Distributionally Robust Offline Reinforcement Learning with Linear Function Approximation

TL;DR

This paper develops distributionally robust offline reinforcement learning algorithms with linear function approximation, providing the first non-asymptotic sample complexity results and demonstrating their effectiveness through experiments.

Contribution

It introduces two novel algorithms for distributionally robust offline RL with linear function approximation, achieving new theoretical error bounds.

Findings

Algorithms outperform non-robust baselines in experiments.

Provided the first non-asymptotic sample complexity bounds for this setting.
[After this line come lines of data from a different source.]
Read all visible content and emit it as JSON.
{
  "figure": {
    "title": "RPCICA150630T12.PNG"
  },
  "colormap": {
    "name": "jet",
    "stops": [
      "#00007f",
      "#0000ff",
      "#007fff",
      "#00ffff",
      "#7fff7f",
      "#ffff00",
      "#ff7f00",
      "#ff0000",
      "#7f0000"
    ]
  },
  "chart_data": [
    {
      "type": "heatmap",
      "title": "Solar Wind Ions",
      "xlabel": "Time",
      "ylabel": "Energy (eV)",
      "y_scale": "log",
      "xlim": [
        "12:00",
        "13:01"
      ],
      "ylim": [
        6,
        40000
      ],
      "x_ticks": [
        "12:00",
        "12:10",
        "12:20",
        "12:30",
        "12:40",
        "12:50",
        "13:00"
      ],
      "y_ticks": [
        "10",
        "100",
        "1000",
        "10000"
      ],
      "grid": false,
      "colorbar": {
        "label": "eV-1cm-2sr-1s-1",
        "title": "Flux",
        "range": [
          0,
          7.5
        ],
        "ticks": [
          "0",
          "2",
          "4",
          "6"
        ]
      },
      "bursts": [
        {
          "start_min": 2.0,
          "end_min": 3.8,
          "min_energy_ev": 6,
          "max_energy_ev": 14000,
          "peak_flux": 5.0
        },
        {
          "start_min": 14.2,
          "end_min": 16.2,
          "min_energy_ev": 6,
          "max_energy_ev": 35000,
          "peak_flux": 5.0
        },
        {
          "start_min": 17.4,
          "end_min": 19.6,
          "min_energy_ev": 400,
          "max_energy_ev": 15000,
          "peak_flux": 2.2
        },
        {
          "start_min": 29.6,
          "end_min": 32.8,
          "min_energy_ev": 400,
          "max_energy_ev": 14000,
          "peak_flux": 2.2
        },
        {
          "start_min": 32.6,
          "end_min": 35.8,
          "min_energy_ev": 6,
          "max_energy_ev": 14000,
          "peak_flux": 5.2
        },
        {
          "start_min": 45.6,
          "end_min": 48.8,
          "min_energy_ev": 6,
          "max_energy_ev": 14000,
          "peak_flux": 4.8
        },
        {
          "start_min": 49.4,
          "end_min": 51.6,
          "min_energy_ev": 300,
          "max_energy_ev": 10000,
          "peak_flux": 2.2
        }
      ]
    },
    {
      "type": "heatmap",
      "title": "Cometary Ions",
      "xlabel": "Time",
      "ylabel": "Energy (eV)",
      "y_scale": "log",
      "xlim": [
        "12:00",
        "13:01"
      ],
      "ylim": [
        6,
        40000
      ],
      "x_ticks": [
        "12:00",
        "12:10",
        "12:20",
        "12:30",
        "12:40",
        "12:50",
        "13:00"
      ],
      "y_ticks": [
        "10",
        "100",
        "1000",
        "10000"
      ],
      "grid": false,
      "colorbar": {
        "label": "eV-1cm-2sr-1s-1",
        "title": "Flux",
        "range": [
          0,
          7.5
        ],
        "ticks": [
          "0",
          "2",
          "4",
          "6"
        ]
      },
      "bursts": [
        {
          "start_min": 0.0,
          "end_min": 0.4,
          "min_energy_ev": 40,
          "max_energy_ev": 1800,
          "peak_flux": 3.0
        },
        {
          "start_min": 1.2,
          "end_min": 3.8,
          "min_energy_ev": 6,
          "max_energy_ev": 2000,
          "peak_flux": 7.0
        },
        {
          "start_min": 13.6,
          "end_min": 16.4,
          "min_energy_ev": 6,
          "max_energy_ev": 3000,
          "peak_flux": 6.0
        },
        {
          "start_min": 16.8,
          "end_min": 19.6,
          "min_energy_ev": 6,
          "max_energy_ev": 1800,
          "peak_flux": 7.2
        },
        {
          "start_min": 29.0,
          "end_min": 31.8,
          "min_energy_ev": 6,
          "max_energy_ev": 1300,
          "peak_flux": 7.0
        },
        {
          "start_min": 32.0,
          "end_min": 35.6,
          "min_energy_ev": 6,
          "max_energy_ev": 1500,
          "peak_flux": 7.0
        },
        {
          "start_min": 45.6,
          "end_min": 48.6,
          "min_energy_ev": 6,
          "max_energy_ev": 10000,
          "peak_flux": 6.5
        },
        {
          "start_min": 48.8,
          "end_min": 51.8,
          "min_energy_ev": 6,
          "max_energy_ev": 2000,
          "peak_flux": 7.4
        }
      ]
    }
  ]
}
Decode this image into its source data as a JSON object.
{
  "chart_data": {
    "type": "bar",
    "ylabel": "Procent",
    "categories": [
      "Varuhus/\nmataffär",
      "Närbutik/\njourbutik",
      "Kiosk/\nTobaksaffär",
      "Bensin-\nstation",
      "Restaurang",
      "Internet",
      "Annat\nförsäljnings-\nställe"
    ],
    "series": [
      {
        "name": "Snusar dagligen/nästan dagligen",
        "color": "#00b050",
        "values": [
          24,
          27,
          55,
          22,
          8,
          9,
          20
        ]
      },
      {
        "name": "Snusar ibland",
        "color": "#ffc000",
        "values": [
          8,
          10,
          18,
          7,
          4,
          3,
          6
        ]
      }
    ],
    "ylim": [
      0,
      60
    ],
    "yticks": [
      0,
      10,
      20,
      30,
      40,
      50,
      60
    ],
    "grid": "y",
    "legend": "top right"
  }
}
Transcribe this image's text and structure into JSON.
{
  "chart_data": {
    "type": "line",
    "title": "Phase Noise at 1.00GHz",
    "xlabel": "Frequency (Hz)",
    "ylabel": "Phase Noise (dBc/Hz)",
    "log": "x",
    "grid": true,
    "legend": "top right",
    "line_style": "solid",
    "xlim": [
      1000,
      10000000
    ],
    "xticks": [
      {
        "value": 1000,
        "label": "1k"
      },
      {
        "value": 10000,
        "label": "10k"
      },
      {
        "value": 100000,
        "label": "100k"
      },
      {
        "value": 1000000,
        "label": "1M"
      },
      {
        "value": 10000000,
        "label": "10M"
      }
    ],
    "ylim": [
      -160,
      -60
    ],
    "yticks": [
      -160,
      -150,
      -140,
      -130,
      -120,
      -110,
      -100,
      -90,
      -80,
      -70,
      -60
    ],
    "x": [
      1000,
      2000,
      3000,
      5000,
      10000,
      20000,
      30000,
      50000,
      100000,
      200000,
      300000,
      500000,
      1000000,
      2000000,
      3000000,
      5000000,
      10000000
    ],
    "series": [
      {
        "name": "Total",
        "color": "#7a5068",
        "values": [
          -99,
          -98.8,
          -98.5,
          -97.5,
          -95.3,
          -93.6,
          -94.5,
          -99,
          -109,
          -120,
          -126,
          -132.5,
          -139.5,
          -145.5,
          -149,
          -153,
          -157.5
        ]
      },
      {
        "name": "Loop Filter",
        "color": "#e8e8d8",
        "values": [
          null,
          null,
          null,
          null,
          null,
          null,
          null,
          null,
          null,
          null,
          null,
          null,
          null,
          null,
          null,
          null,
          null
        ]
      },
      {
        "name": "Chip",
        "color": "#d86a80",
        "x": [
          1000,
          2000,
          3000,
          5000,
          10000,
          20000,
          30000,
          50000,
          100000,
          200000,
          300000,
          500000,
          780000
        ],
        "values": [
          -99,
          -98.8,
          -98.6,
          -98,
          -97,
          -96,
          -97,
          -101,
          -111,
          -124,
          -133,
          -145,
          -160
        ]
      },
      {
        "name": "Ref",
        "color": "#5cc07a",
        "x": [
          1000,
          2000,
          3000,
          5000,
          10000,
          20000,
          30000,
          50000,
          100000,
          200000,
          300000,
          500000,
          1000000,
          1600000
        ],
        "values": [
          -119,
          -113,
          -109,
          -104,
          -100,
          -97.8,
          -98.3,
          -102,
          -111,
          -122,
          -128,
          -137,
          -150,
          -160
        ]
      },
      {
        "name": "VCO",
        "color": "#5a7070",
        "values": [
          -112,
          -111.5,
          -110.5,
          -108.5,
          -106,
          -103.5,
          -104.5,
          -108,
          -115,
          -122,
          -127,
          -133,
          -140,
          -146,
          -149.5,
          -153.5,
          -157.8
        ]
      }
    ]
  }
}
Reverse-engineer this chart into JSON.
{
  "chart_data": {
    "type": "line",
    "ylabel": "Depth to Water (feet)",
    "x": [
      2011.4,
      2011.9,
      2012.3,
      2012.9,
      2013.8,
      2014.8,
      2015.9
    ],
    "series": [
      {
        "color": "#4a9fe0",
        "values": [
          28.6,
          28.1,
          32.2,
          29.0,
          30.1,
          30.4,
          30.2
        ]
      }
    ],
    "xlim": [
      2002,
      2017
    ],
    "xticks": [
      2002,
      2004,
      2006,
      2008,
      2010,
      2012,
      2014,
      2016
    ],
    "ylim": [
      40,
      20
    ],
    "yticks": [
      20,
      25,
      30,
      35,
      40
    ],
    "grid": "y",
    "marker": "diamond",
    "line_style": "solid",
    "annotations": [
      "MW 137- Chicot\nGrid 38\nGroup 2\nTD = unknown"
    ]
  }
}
Demonstrated robustness benefits in diverse experimental scenarios.

Abstract

Among the reasons hindering reinforcement learning (RL) applications to real-world problems, two factors are critical: limited data and the mismatch between the testing environment (real environment in which the policy is deployed) and the training environment (e.g., a simulator). This paper attempts to address these issues simultaneously with distributionally robust offline RL, where we learn a distributionally robust policy using historical data obtained from the source environment by optimizing against a worst-case perturbation thereof. In particular, we move beyond tabular settings and consider linear function approximation. More specifically, we consider two settings, one where the dataset is well-explored and the other where the dataset has sufficient coverage of the optimal policy. We propose two algorithms~-- one for each of the two settings~-- that achieve error bounds $\tilde{O}(d^{1/2}/N^{1/2})$ and $\tilde{O}(d^{3/2}/N^{1/2})$ respectively, where $d$ is the dimension in the linear function approximation and $N$ is the number of trajectories in the dataset. To the best of our knowledge, they provide the first non-asymptotic results of the sample complexity in this setting. Diverse experiments are conducted to demonstrate our theoretical findings, showing the superiority of our algorithm against the non-robust one.